Get the kids familiar with some of the pieces which will be performed at the concert. Maybe make a CD with some of the tunes that are on the program and play it in the car or at home. At the Jazz in the Theatre performance, many of the tunes were actually from movies, so watching those shows beforehand is good preparation.
Even better, if your child learns a musical instrument or singing, perhaps they can play easy versions of some of the concert pieces. For us, some of the songs was singing repetoire for our daughters, so this definitely kept her engaged for part of the concert.
Talk about the various instruments that will be played with your kids. Ask them to pick out which ones they like best, to describe the sounds each make during the concert, etc. At the interval, we asked the kids which person they’d like to be if they were in the concert itself.
Make it a special night out for the family! We talked about it during the week leading up to the night. On the night itself, we got the kids dressed up and said it was going to be a treat because we were letting them stay up late on a school night. We kept it positive about staying up late that one night but knew that they would probably get tired during the concert, but didn’t make a fuss about it. It was hard for them to wake up the next morning, but we accepted this.
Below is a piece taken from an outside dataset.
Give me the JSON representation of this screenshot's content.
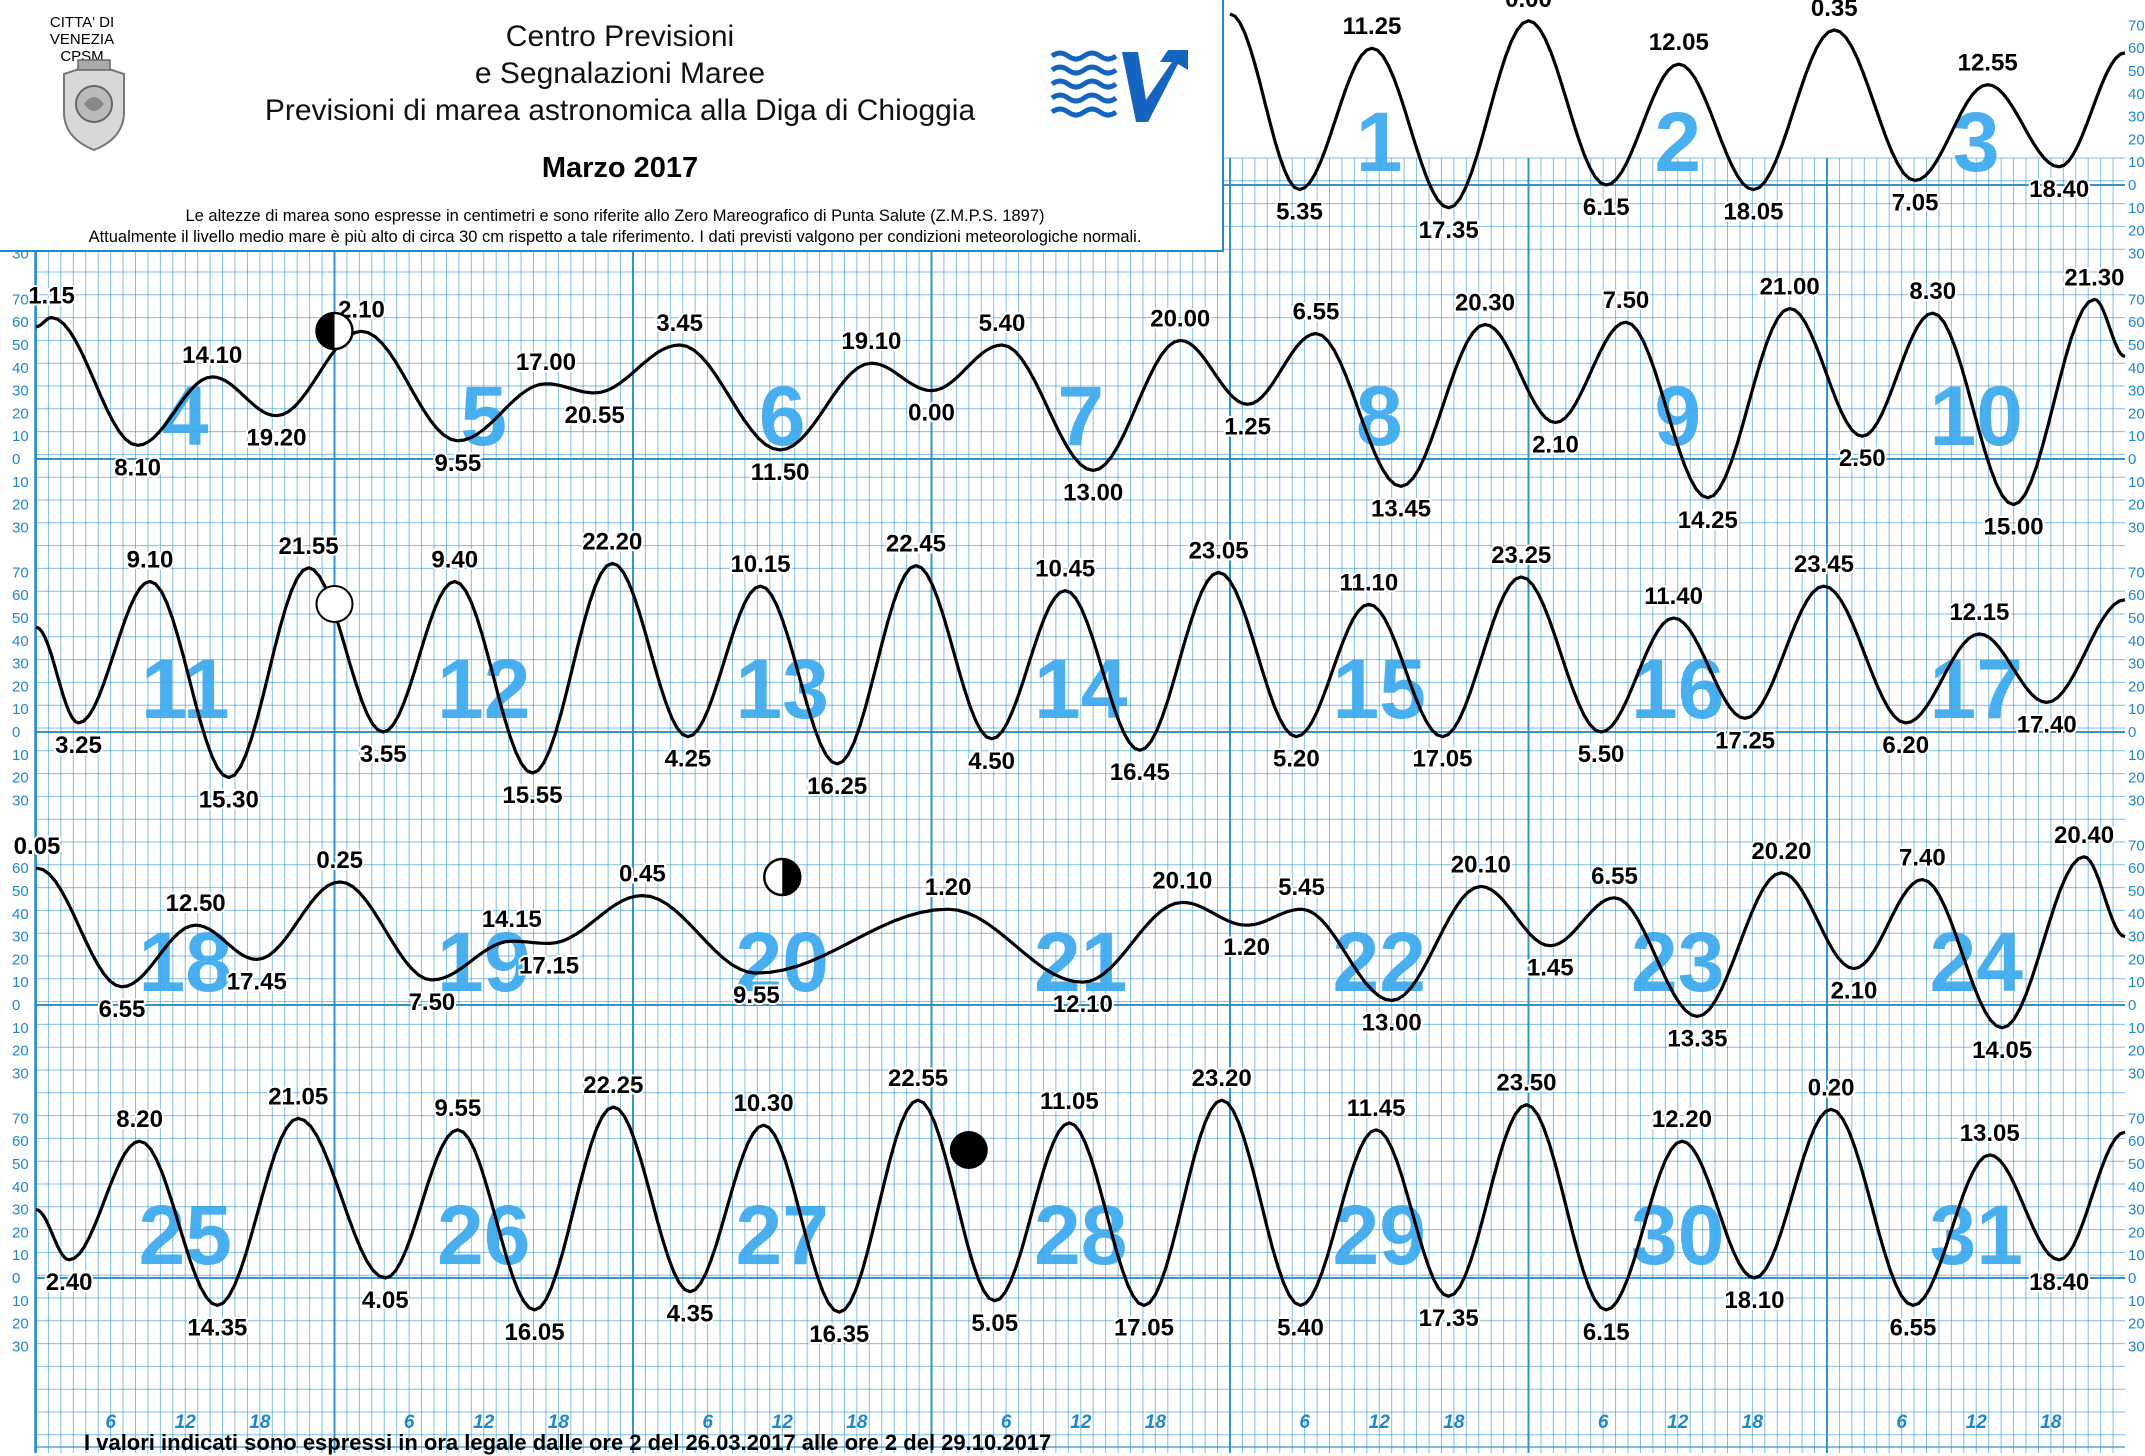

Try more informal jazz concerts or university/college classical concerts first. I’m not trying to downplay the importance of any type of ensemble, but the more prestigious classical ensembles may attract more formal audiences who are less tolerant of fidgety kids. Plus, those type of concerts may feature longer, more difficult listening music that would be hard to entertain kids. Jazz performances are inherently more informal, which may be easier to bring kids to.
Check out the type of venue. Outdoor concerts may be easier to bring kids to than concert halls as they may allow more movement and noise.
Have backup! Bring along some quiet writing/reading activity just in case their attention really starts to wander. But only as backup! They could draw pictuers of the instruments, or a picture of what the music sounds like.
So what was it like for us? The kids were great overall, but our 9yo did get tired in the second half. They loved the Aristocats arrangement the best (actually so did I!).